Why it works: The hash map ensures we only consider active events with their latest priorities. The heap guarantees we always access the maximum priority quickly. Lazy deletion avoids the complexity of removing arbitrary elements from a heap while maintaining O(log n) time per operation.
Python Solution
import heapq
class EventManager:
def __init__(self, events: list[list[int]]):
self.eventMap = {} # Maps eventId -> current priority
self.heap = [] # Max-heap storing (-priority, eventId)
for eventId, priority in events:
self.eventMap[eventId] = priority
heapq.heappush(self.heap, (-priority, eventId))
def updatePriority(self, eventId: int, newPriority: int) -> None:
self.eventMap[eventId] = newPriority
heapq.heappush(self.heap, (-newPriority, eventId))
def pollHighest(self) -> int:
while self.heap:
negPriority, eventId = heapq.heappop(self.heap)
currentPriority = self.eventMap.get(eventId)
if currentPriority is None:
continue # Event already removed
if currentPriority == -negPriority:
del self.eventMap[eventId]
return eventId
return -1
The code initializes the hash map and heap in O(n log n) time. Each updatePriority pushes a new tuple and updates the hash map, while pollHighest pops elements until a valid event is found. Lazy deletion ensures outdated priorities do not interfere.
Go Solution
package main
import (
"container/heap"
)
type Event struct {
eventId int
priority int
}
type EventHeap []Event
func (h EventHeap) Len() int { return len(h) }
func (h EventHeap) Less(i, j int) bool {
if h[i].priority == h[j].priority {
return h[i].eventId < h[j].eventId
}
return h[i].priority > h[j].priority
}
func (h EventHeap) Swap(i, j int) { h[i], h[j] = h[j], h[i] }
func (h *EventHeap) Push(x any) { *h = append(*h, x.(Event)) }
func (h *EventHeap) Pop() any {
old := *h
n := len(old)
x := old[n-1]
*h = old[:n-1]
return x
}
type EventManager struct {
eventMap map[int]int
heap EventHeap
}
func Constructor(events [][]int) EventManager {
em := EventManager{
eventMap: make(map[int]int),
heap: EventHeap{},
}
for _, e := range events {
eventId, priority := e[0], e[1]
em.eventMap[eventId] = priority
em.heap = append(em.heap, Event{eventId, priority})
}
heap.Init(&em.heap)
return em
}
func (this *EventManager) UpdatePriority(eventId int, newPriority int) {
this.eventMap[eventId] = newPriority
heap.Push(&this.heap, Event{eventId, newPriority})
}
func (this *EventManager) PollHighest() int {
for this.heap.Len() > 0 {
top := heap.Pop(&this.heap).(Event)
curr, exists := this.eventMap[top.eventId]
if !exists {
continue
}
if curr == top.priority {
delete(this.eventMap, top.eventId)
return top.eventId
}
}
return -1
}
Go implementation uses a custom heap type with the same lazy deletion principle.
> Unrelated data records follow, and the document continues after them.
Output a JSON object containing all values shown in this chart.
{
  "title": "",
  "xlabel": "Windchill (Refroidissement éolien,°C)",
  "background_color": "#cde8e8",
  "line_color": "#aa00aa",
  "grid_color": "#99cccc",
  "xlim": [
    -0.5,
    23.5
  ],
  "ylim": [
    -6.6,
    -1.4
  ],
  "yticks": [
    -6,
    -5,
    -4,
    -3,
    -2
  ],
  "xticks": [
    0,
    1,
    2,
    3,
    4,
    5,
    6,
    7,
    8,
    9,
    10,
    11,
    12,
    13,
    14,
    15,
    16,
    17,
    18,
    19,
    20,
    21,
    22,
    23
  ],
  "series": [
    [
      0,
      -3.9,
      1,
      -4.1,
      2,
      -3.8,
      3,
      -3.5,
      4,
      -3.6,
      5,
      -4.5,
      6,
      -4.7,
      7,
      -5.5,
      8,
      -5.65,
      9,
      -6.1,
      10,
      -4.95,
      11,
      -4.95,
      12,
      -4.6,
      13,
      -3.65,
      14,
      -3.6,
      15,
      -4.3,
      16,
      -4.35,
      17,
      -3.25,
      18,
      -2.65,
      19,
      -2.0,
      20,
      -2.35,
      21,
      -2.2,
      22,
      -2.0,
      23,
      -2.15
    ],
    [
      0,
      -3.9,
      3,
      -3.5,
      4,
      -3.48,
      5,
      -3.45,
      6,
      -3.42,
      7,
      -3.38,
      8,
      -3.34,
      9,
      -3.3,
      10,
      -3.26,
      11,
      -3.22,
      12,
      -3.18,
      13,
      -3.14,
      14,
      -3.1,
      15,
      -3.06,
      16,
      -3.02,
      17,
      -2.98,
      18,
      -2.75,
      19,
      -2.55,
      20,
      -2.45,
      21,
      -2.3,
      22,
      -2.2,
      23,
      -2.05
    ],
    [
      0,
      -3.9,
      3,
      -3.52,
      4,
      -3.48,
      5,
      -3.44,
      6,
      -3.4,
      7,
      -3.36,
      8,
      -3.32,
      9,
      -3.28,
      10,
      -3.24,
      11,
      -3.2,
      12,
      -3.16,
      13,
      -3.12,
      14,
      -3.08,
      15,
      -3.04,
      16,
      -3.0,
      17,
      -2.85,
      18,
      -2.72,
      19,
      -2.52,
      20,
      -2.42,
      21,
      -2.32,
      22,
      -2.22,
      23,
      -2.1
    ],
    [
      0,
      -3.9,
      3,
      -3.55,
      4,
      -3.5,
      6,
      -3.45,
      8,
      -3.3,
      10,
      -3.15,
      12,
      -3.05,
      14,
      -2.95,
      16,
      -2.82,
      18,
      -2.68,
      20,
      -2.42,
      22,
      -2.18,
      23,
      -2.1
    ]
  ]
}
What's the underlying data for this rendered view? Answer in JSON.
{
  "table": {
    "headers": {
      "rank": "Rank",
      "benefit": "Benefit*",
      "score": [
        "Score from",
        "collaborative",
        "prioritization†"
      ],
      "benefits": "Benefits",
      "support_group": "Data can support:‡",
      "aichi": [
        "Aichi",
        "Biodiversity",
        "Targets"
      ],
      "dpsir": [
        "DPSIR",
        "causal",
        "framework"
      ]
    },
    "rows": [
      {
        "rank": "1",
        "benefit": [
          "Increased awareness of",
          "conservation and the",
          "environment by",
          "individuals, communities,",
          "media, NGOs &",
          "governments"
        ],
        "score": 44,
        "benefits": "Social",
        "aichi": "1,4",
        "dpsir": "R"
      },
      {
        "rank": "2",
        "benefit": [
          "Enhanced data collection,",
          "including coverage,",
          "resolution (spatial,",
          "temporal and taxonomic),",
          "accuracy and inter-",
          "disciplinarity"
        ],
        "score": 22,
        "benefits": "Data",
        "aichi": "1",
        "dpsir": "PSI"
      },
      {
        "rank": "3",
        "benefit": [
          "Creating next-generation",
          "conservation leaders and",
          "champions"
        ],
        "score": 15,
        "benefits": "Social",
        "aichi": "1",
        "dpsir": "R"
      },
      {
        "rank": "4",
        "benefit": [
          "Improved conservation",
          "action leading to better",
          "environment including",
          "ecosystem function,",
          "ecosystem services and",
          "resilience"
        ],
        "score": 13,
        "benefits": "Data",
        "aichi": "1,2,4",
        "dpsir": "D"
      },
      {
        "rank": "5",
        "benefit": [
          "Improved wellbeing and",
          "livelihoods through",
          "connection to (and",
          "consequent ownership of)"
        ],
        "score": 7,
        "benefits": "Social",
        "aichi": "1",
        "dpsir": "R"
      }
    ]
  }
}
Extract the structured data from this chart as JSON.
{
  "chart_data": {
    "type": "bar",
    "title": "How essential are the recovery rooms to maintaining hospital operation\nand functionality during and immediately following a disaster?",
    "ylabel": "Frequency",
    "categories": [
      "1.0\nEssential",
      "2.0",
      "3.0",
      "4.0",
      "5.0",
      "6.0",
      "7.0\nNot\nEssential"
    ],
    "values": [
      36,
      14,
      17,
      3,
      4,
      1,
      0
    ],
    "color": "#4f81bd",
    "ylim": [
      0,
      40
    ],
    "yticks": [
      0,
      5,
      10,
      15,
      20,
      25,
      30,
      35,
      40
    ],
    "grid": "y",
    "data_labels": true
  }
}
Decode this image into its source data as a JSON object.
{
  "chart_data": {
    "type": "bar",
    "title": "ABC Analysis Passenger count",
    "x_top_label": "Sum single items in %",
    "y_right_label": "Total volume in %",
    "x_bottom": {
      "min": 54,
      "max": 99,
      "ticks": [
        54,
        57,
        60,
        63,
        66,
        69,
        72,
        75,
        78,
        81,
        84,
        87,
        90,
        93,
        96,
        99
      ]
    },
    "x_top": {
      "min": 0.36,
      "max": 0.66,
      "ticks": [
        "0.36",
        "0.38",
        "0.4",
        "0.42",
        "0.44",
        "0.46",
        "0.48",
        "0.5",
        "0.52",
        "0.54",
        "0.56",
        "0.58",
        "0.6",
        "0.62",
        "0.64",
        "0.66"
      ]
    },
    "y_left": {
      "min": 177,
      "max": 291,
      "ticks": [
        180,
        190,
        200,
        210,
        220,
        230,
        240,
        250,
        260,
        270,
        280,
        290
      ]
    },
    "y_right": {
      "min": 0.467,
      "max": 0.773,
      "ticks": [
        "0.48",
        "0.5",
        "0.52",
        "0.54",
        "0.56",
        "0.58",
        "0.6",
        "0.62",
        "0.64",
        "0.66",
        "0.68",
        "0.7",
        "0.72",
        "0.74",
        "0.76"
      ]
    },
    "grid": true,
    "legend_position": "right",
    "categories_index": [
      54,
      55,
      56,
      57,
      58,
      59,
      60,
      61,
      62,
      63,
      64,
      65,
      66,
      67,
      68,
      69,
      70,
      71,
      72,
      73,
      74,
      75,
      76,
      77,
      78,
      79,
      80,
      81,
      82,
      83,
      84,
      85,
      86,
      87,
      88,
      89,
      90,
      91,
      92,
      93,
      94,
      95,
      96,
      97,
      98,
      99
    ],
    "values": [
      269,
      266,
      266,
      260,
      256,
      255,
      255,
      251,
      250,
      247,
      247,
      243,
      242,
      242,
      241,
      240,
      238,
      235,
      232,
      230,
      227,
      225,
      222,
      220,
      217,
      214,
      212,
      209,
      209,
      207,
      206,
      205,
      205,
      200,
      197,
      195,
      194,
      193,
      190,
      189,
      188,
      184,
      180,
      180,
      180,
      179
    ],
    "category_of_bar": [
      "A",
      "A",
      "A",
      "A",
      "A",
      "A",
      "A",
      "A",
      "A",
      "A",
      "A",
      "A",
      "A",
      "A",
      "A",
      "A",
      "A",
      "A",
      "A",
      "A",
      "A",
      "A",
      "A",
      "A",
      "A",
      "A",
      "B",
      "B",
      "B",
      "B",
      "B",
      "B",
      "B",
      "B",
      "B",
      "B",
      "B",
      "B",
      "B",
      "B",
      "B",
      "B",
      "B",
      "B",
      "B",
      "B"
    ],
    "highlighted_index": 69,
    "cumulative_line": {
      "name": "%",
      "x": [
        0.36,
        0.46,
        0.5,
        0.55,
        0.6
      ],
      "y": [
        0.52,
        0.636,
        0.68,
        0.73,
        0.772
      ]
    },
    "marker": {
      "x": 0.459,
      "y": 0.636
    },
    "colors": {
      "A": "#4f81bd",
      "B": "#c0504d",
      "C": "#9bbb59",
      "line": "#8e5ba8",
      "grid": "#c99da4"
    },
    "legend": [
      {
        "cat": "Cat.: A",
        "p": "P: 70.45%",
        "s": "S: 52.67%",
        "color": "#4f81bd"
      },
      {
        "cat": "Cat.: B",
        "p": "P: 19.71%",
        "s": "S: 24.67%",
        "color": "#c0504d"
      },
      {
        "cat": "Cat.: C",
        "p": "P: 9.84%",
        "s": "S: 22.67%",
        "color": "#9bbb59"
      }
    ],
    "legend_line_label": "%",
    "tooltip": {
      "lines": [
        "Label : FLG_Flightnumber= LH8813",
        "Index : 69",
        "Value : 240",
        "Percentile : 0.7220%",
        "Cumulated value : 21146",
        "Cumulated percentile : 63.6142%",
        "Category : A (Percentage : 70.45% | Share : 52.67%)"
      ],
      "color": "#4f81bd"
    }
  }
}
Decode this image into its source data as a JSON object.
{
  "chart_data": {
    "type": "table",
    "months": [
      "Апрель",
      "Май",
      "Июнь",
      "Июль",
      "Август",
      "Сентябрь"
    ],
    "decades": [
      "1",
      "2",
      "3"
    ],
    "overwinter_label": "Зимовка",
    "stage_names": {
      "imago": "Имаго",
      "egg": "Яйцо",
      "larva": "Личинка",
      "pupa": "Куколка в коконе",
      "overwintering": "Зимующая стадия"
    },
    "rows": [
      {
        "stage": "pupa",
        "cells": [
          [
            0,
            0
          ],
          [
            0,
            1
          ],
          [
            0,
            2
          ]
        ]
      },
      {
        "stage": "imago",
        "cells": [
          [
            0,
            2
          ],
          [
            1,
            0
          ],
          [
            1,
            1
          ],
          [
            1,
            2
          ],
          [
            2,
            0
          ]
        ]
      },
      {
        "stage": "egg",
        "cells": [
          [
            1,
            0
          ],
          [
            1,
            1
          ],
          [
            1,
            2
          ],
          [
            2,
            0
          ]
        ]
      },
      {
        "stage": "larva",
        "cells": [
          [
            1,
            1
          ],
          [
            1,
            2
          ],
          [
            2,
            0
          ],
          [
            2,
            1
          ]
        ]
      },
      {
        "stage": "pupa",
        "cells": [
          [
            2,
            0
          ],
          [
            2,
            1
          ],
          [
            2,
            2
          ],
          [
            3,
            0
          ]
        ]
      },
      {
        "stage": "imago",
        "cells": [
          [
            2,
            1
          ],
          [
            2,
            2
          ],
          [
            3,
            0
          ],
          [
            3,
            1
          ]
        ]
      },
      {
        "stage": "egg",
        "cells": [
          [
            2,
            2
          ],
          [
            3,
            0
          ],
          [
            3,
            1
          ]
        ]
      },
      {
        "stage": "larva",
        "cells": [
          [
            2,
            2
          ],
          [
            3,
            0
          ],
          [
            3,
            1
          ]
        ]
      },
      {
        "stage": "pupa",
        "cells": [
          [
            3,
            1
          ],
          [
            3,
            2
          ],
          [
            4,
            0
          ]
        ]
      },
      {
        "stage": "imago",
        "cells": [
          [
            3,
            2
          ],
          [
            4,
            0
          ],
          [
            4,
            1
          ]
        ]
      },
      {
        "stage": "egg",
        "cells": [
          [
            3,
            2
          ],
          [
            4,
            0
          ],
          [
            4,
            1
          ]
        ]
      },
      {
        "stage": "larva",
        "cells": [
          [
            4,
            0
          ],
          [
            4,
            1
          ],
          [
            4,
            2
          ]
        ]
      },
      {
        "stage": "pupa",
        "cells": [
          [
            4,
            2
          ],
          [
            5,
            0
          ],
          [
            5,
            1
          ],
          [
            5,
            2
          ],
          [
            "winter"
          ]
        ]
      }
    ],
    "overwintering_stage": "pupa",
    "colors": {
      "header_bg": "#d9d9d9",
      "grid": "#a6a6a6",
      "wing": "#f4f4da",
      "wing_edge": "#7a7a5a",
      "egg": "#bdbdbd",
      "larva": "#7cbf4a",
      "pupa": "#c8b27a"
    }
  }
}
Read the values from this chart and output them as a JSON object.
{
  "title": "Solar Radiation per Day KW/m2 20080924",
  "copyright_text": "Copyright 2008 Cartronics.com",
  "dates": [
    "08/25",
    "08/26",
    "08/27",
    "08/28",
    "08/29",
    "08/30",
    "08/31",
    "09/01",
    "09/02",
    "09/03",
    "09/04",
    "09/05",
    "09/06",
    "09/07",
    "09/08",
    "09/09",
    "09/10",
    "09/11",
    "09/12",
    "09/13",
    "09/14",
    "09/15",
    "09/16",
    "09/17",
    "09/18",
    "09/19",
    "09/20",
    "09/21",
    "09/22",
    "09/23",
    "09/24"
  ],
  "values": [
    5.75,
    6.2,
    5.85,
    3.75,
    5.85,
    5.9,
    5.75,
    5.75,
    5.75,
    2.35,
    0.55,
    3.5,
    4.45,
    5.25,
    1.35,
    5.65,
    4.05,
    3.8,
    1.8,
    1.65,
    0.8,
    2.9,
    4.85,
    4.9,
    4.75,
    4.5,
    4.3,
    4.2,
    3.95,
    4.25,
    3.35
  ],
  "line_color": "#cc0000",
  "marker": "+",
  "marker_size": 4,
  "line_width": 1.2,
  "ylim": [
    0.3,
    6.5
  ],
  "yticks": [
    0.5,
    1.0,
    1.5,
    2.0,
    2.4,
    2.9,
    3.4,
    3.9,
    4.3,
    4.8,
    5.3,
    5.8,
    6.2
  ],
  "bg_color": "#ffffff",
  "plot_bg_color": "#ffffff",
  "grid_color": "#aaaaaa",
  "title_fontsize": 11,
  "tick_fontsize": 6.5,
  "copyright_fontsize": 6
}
Differences include struct-based events and explicit heap initialization.
Worked Examples
Example 1 Trace:
Initial events: [[5,7],[2,7],[9,4]]
| Operation | Heap Contents (priority, eventId) | eventMap | Result |
|---|---|---|---|
| pollHighest | [(7,2),(7,5),(4,9)] | {2:7,5:7,9:4} | 2 |
| updatePriority 9,7 | [(7,5),(7,9),(7,2),(4,9)] | {5:7,9:7} | null |
| pollHighest | [(7,5),(7,9),(4,9)] | {5:7,9:7} | 5 |
| pollHighest | [(7,9),(4,9)] | {9:7} | 9 |
Example 2 Trace:
Initial events: [[4,1],[7,2]]
| Operation | Heap | eventMap | Result |
|---|---|---|---|
| pollHighest | [(2,7),(1,4)] | {4:1,7:2} | 7 |
| pollHighest | [(1,4)] | {4:1} | 4 |
| pollHighest | [] | {} | -1 |
Complexity Analysis
| Measure | Complexity | Explanation |
|---|---|---|
| Time | O(log n) per operation | Heap push/pop is logarithmic, hash map lookup is O(1) |
| Space | O(n) | Heap and hash map both store all active events |
Using lazy deletion prevents expensive heap removals, allowing efficient handling of updates and polling even at large scale.